Paul Afshar, 28, came to China in 2011, speaking no Chinese and not knowing anyone. He now runs a Beijing-based company selling consumer goods to expatriates living in China that's estimated to be worth over £100,000.
Everyone has a "fork in the road" moment in their career. Mine came at an awards ceremony. I had been shortlisted for a "Rising Star Lobbyist" award, a proud moment, but looking around at some of the old hands there I realised I wanted to be doing something more creative when I reached their age. The next day I resigned, and a week later I booked a flight to China.
A breath of fresh air
China for me represented an opportunity to build my career in arguably the world's most important market, and an adventure both in terms of professional experience and life in general. My plan, hatched out on the plane ride, was to learn Chinese, get a consulting job, and try my hand at doing business in the Middle Kingdom.
Some months later, after a heavy night at a Beijing karaoke bar, a Chinese friend (now my business partner) and I started throwing around business ideas. I felt we each brought different things to the table. He spoke Chinese and had sales experience in a western-run company. As a foreigner with western business experience, I could be the "prestigious" face of the company to other Chinese businesses.
That night we came up with our startup business concept: IwannaBuy, a Groupon-style online service for China's growing expat population. However, news came that Groupon itself was going to start an English language service in China. But I felt getting to market first would put the frighteners on Groupon and, in the end, Groupon didn't launch.
After several months of operation, business was good but not great. We decided to hone in on one area where there was particular demand - pollution protection products. Think air purifiers, face masks and water filters.
Challenges in China
Working in China couldn't have been more different to how I expected it would be. I arrogantly thought the experience I'd gained in the UK would put me ahead of the pack.
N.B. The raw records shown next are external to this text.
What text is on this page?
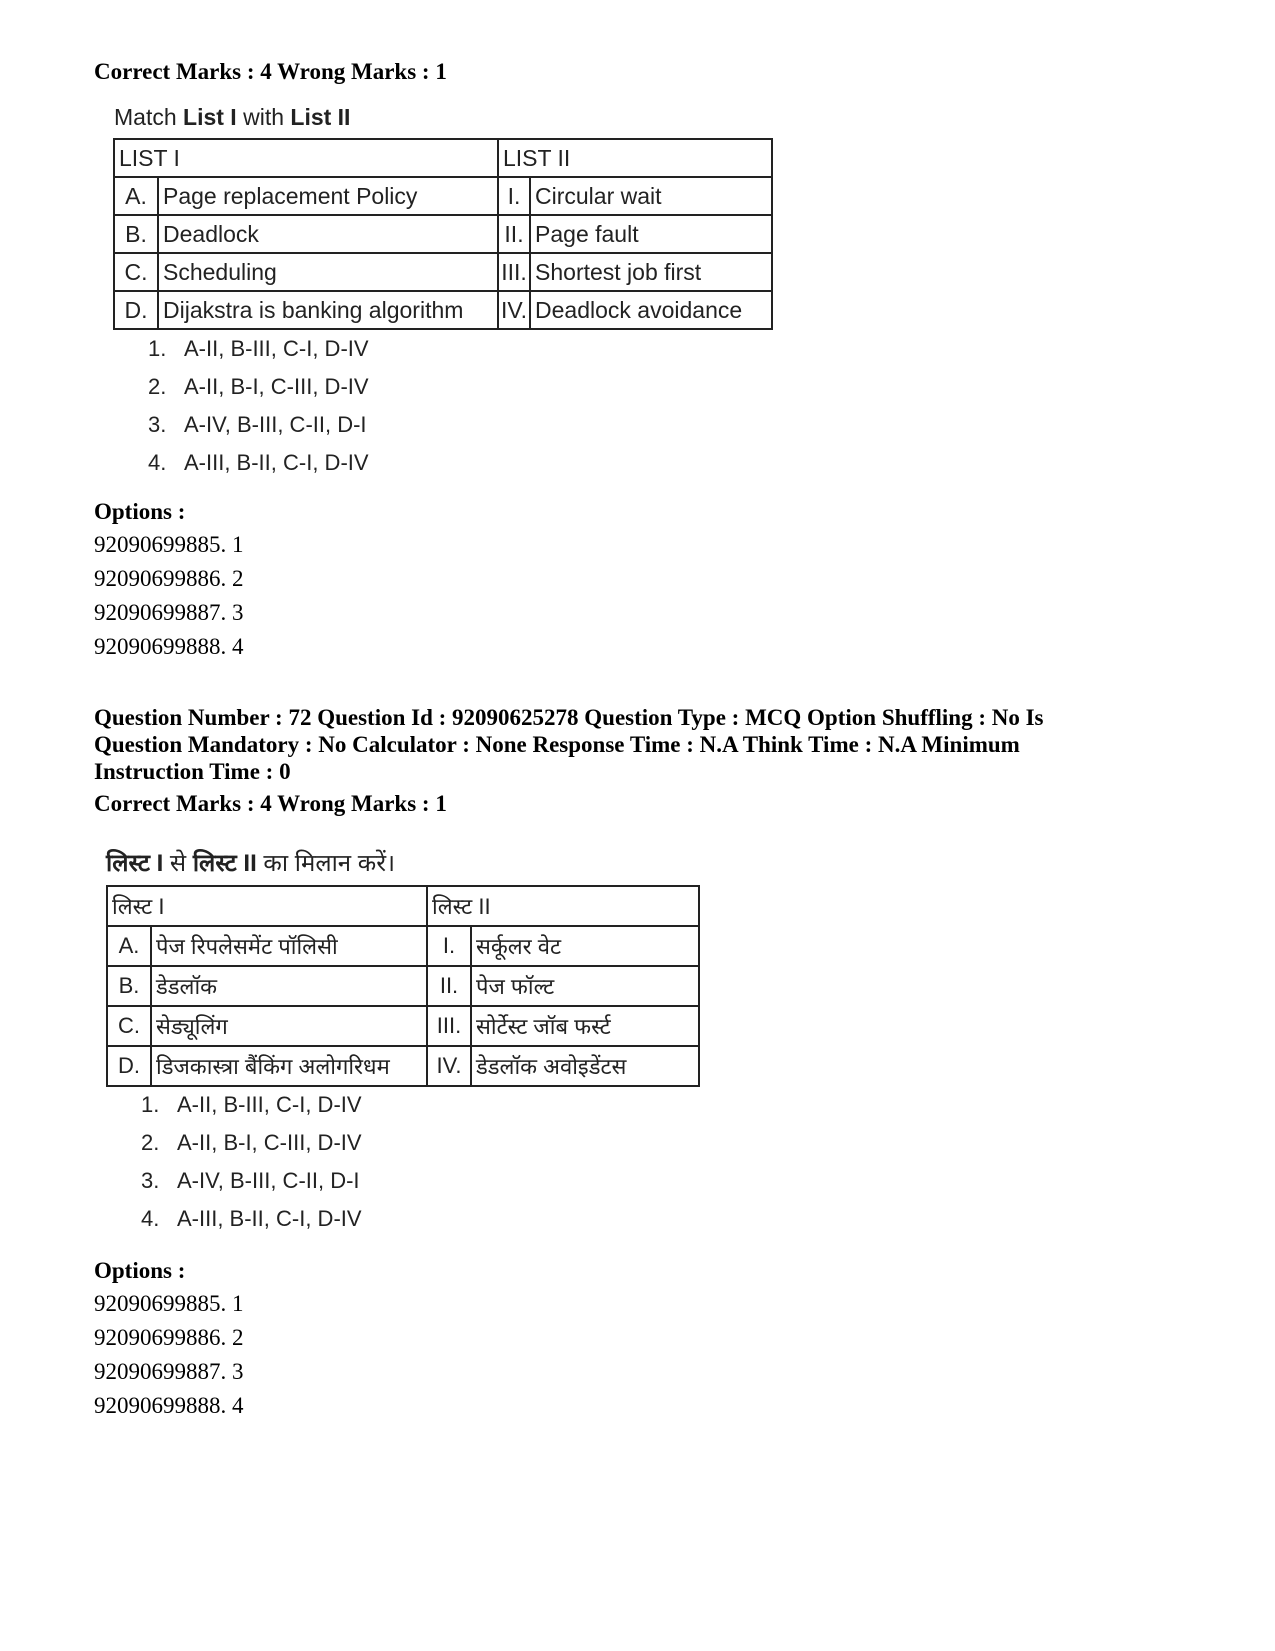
Correct Marks : 4 Wrong Marks : 1
Match List I with List II
LIST I		LIST II	
A.	Page replacement Policy	I.	Circular wait
B.	Deadlock	II.	Page fault
C.	Scheduling	III.	Shortest job first
D.	Dijakstra is banking algorithm	IV.	Deadlock avoidance
1. A-II, B-III, C-I, D-IV
2. A-II, B-I, C-III, D-IV
3. A-IV, B-III, C-II, D-I
4. A-III, B-II, C-I, D-IV
Options :
92090699885. 1
92090699886. 2
92090699887. 3
92090699888. 4
Question Number : 72 Question Id : 92090625278 Question Type : MCQ Option Shuffling : No Is Question Mandatory : No Calculator : None Response Time : N.A Think Time : N.A Minimum Instruction Time : 0
Correct Marks : 4 Wrong Marks : 1
लिस्ट I से लिस्ट II का मिलान करें।
लिस्ट I		लिस्ट II	
A.	पेज रिपलेसमेंट पॉलिसी	I.	सर्कूलर वेट
B.	डेडलॉक	II.	पेज फॉल्ट
C.	सेड्यूलिंग	III.	सोर्टेस्ट जॉब फर्स्ट
D.	डिजकास्त्रा बैंकिंग अलोगरिधम	IV.	डेडलॉक अवोइडेंटस
1. A-II, B-III, C-I, D-IV
2. A-II, B-I, C-III, D-IV
3. A-IV, B-III, C-II, D-I
4. A-III, B-II, C-I, D-IV
Options :
92090699885. 1
92090699886. 2
92090699887. 3
92090699888. 4
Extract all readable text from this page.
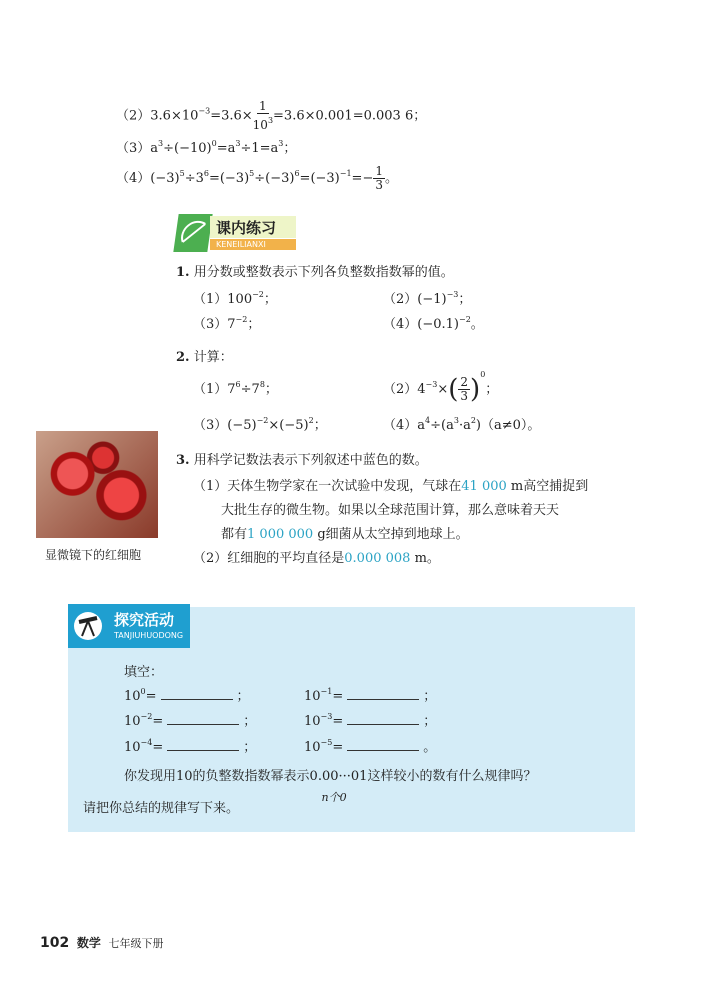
$(2)3.6\times 10^{-3}=3.6\times \frac{1}{10^3} =3.6\times 0.001=0.003$ 6；
$(3)a^3\div(-10)^0=a^3\div 1=a^3$；
$(4)(-3)^5\div 3^6=(-3)^5\div(-3)^6=(-3)^{-1}=- \frac{1}{3}$ 。
课内练习
KENEILIANXI
1. 用分数或整数表示下列各负整数指数幂的值。
$(1)100^{-2}$；	$(2)(-1)^{-3}$；
$(3)7^{-2}$；	$(4)(-0.1)^{-2}$。
2. 计算：
$(1)7^6\div 7^8$；	$(2)4^{-3}\times( \frac{2}{3} )^0$；
$(3)(-5)^{-2}\times(-5)^2$；	$(4)a^4\div(a^3\cdot a^2)(a\ne 0)$。
显微镜下的红细胞
3. 用科学记数法表示下列叙述中蓝色的数。
（1）天体生物学家在一次试验中发现，气球在41 000 m高空捕捉到
大批生存的微生物。如果以全球范围计算，那么意味着天天
都有1 000 000 g细菌从太空掉到地球上。
（2）红细胞的平均直径是0.000 008 m。
探究活动
TANJIUHUODONG
填空：
$10^0=$	；	$10^{-1}=$	；
$10^{-2}=$	；	$10^{-3}=$	；
$10^{-4}=$	；	$10^{-5}=$	。
你发现用10的负整数指数幂表示0.00···01
n个0
这样较小的数有什么规律吗？
请把你总结的规律写下来。
102 数学 七年级下册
But I'd ignored the fact that there are fundamental cultural challenges for us in doing business here that we wouldn't face in the UK.
As an e-commerce business targeted at expats in China we face two big challenges. The first is competing for space in a market dominated by huge companies like 360buy and Taobao (a Chinese B2C (business to consumer) online shopping platform).
The second is that it's very hard to negotiate competitive wholesale prices from the Chinese distributors who supply our products. When you're a company run by foreigners and targeting foreigners, the opening negotiating price will always be higher.
We got around this one by using my Chinese business partner more in negotiations. We also made a big change to our initial business model by deciding to focus on the more niche area of pollution protection products, which carry higher margins. That decision paid off as we were able to corner this market in Beijing, a city noted for high levels of air pollution.
We've overcome our initial challenges but new ones have arisen, particularly with suppliers. They've smelt our success and now they pitch to raise the wholesale price they charge us by 10 to 20 per cent as the size of our orders with them rise. It's all very cut-throat.
Looking forward, our plan is simple: grow. We're developing the business in other Chinese cities with large expat populations. We're also targeting more middle-class Chinese consumers as customers and have recently completed the Chinese version of IwannaBuy.
These consumers are now increasingly willing to invest money in products that improve their family's health. In the past five months, we've moved from having a customer base that was 97 per cent expat to one that's now around 85 per cent expat and we predict that this trend will continue in 2013.
Do I want to sell the company? There's a part of me that wants to cash in on our success in the past year, and IwannaBuy has attracted the attention of a Beijing-based media conglomerate that may buy into the company. But there's also a big part of me that wants to take the company to new heights and help it realize its full potential. After all, this business is like my baby - I'm keen to see it grow and graduate to a new level.